Facebook receives important data from hospital website
A device installed on hospital websites has been collecting patients’ sensitive health information including details of their medical conditions, prescriptions, and doctor’s appointments, and sending them to Facebook. Facebook asked several U.S hospitals to share data about their patients, such as illnesses and prescription information, Facebook intends to match it up with user data it had collected and assist the hospitals to figure out which patients need special care. Though the Facebook spokesperson stated to CNBC that they have not received any data since the plan has not progressed yet.
But last month, the company met with several health organizations, including Stanford Medical School and the American College of Cardiology, about signing the data-sharing agreement. This data will contain the patients’ personal information, such as the patients’ names, and Facebook username and a technique called “hashing” will be used to match individuals who existed in both sets. This issue has been a thing of concern after Cambridge Analytical, a political research organization that worked for Donald Trump, got a hold of detailed information, about Facebook users without their permission and he tried to use the data to target political ads to them.
Facebook responded on Wednesday that as many as an 87million people’s data might have been shared this way. The company has announced their new privacy policies and controls meant to restrict the type of data it collects and shares, and how that data can be used.
The Markup tested the websites of the top 100 hospitals in America and found that 33 of them have the tracker called the Meta Pixel, sending Facebook a packet of data whenever a person clicked a button to schedule a doctor’s appointment. The data is connected to an IP address and can generally be linked to a specific individual or household – creating an intimate receipt of the appointment request for Facebook.
On the website of Cleveland Medical Centre, for example, clicking the “Schedule Online” button on a doctor’s page prompted the Metal Pixel to send Facebook the text of the button, the doctor’s name, and the search term we used to find her: ” pregnancy termination”.
The Markup also found Meta Pixel installed inside the password-protected patient portals of seven health systems on the five systems pages, we documented the pixel sending Facebook sensitive information about real patients who volunteered to participate in the Pixel Hunt Project, a collaboration between the Markup and Mozilla Rally. The data sent to hospitals included the names of patients’ medications, descriptions of their allergic reactions, and details about their upcoming doctor’s appointments.
This calls for a cause of concern about what the hospital is doing with patient’s information and sharing of it. “said David Holtzman, a health privacy adviser in the U.S Dept of Health and Human Services’ office for Civil Rights, which enforces HIPAA.
University Hospital, Cleveland Medical Centre spokesperson George Stamatis didn’t respond to the Markup’s questions but said in a brief statement that the hospital comports with all applicable federal and state laws and regulatory requirements.”
After the Markup’s findings, Froedtert hospital has removed the Meta Pixel from its website ” out of an abundance of caution, ” Steve Schooff, a spokesperson for the hospital, wrote in a statement. As of June, 15 other hospitals followed suit and removed pixels from their appointment booking pages.
Facebook is not subject to HIPAA, but it has been interviewed by experts because the story is a source of concern. Markup has been unable to ascertain if Facebook used the data to target advertisements, train its recommendation algorithms, or profit in other ways. Markup is yet to confirm if any data referenced in this story was removed before being stored by Meta.

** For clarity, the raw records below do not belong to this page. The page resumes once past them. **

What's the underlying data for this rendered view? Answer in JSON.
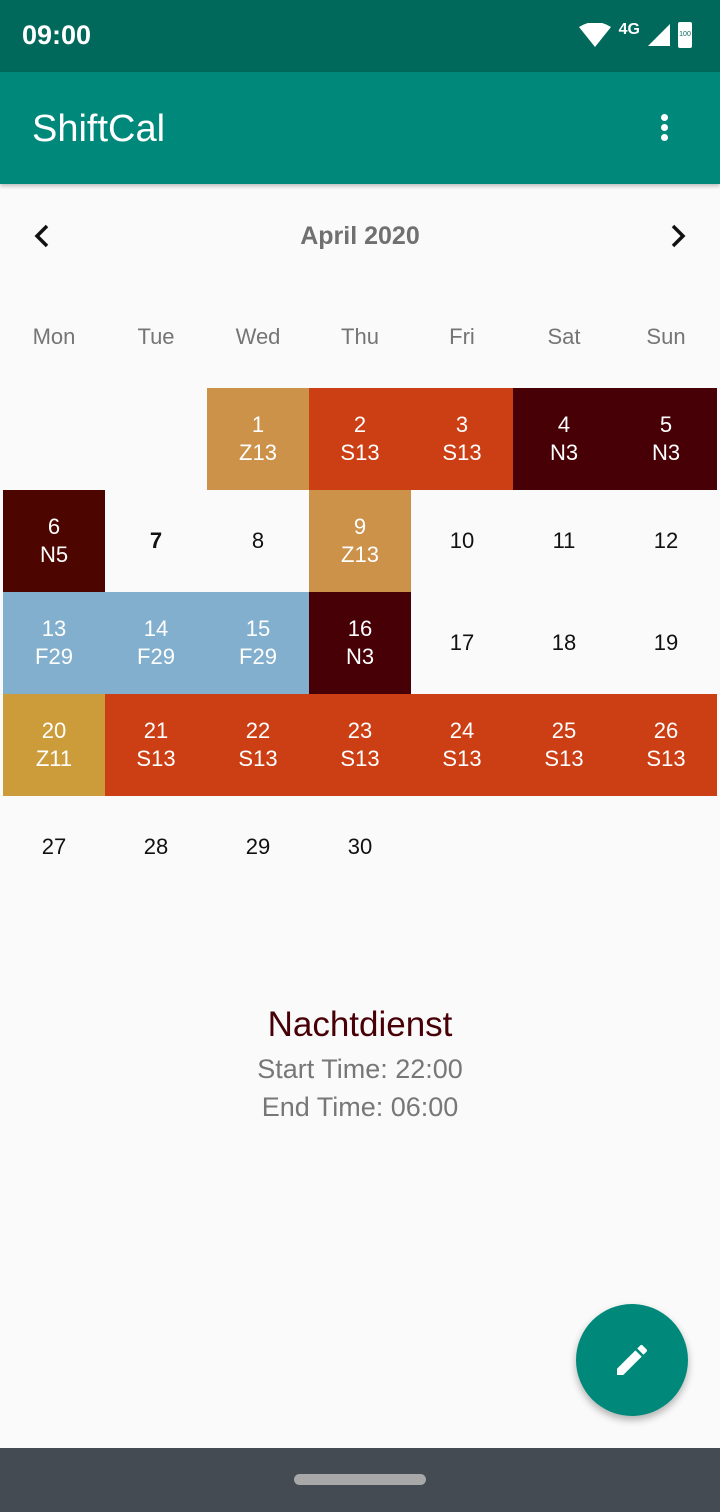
{
  "status_bar": {
    "time": "09:00",
    "network": "4G",
    "battery": "100"
  },
  "app_bar": {
    "title": "ShiftCal",
    "menu_icon": "more-vert-icon"
  },
  "calendar": {
    "month_label": "April 2020",
    "prev_icon": "chevron-left-icon",
    "next_icon": "chevron-right-icon",
    "weekdays": [
      "Mon",
      "Tue",
      "Wed",
      "Thu",
      "Fri",
      "Sat",
      "Sun"
    ],
    "first_weekday_offset": 2,
    "today": 7,
    "shift_colors": {
      "Z13": "#cc924a",
      "S13": "#cc3e13",
      "N3": "#470006",
      "N5": "#4d0500",
      "F29": "#82afcd",
      "Z11": "#cc9c3a"
    },
    "days": [
      {
        "day": "1",
        "shift": "Z13"
      },
      {
        "day": "2",
        "shift": "S13"
      },
      {
        "day": "3",
        "shift": "S13"
      },
      {
        "day": "4",
        "shift": "N3"
      },
      {
        "day": "5",
        "shift": "N3"
      },
      {
        "day": "6",
        "shift": "N5"
      },
      {
        "day": "7",
        "shift": ""
      },
      {
        "day": "8",
        "shift": ""
      },
      {
        "day": "9",
        "shift": "Z13"
      },
      {
        "day": "10",
        "shift": ""
      },
      {
        "day": "11",
        "shift": ""
      },
      {
        "day": "12",
        "shift": ""
      },
      {
        "day": "13",
        "shift": "F29"
      },
      {
        "day": "14",
        "shift": "F29"
      },
      {
        "day": "15",
        "shift": "F29"
      },
      {
        "day": "16",
        "shift": "N3"
      },
      {
        "day": "17",
        "shift": ""
      },
      {
        "day": "18",
        "shift": ""
      },
      {
        "day": "19",
        "shift": ""
      },
      {
        "day": "20",
        "shift": "Z11"
      },
      {
        "day": "21",
        "shift": "S13"
      },
      {
        "day": "22",
        "shift": "S13"
      },
      {
        "day": "23",
        "shift": "S13"
      },
      {
        "day": "24",
        "shift": "S13"
      },
      {
        "day": "25",
        "shift": "S13"
      },
      {
        "day": "26",
        "shift": "S13"
      },
      {
        "day": "27",
        "shift": ""
      },
      {
        "day": "28",
        "shift": ""
      },
      {
        "day": "29",
        "shift": ""
      },
      {
        "day": "30",
        "shift": ""
      }
    ]
  },
  "shift_info": {
    "name": "Nachtdienst",
    "name_color": "#470006",
    "start": "Start Time: 22:00",
    "end": "End Time: 06:00"
  },
  "fab": {
    "icon": "edit-pencil-icon"
  }
}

THIS COULD BRING SHOCK TO THE PATIENT
The Meta Pixel is a snippet of code, it tracks users as they navigate through a website, logging which pages they visit, which buttons they click, and certain information they enter into forms. It’s one of the prolific tracking tools on the internet.
Patients would be shocked to find out that Facebook is being provided with an easy way to associate their prescriptions with their name; said Glenn Cohen, Faculty Director of Harvard Law School’s Petrie – Flom Centre for Health Law Policy, Biotechnology, and Bioethics. This is totally not acceptable for patients, this is not what they expect from health privacy laws.
LEGAL CONSEQUENCES
Facebook’s data collection on hospital websites has been the subject of class-action lawsuits in several states, with mixed results. Those cases involve types of data that health law experts said are sensitive but less regulated than health information. The Markup documented the Meta Pixel collected, one such case is in 2016, a group of plaintiffs sued Facebook and a handful of health systems and organizations alleging that the organization had breached their privacy policies and several state and federal laws including wiretapping and intrusion on seclusion statutes by collecting data via tracking technology on the health care providers websites and other similar cases also.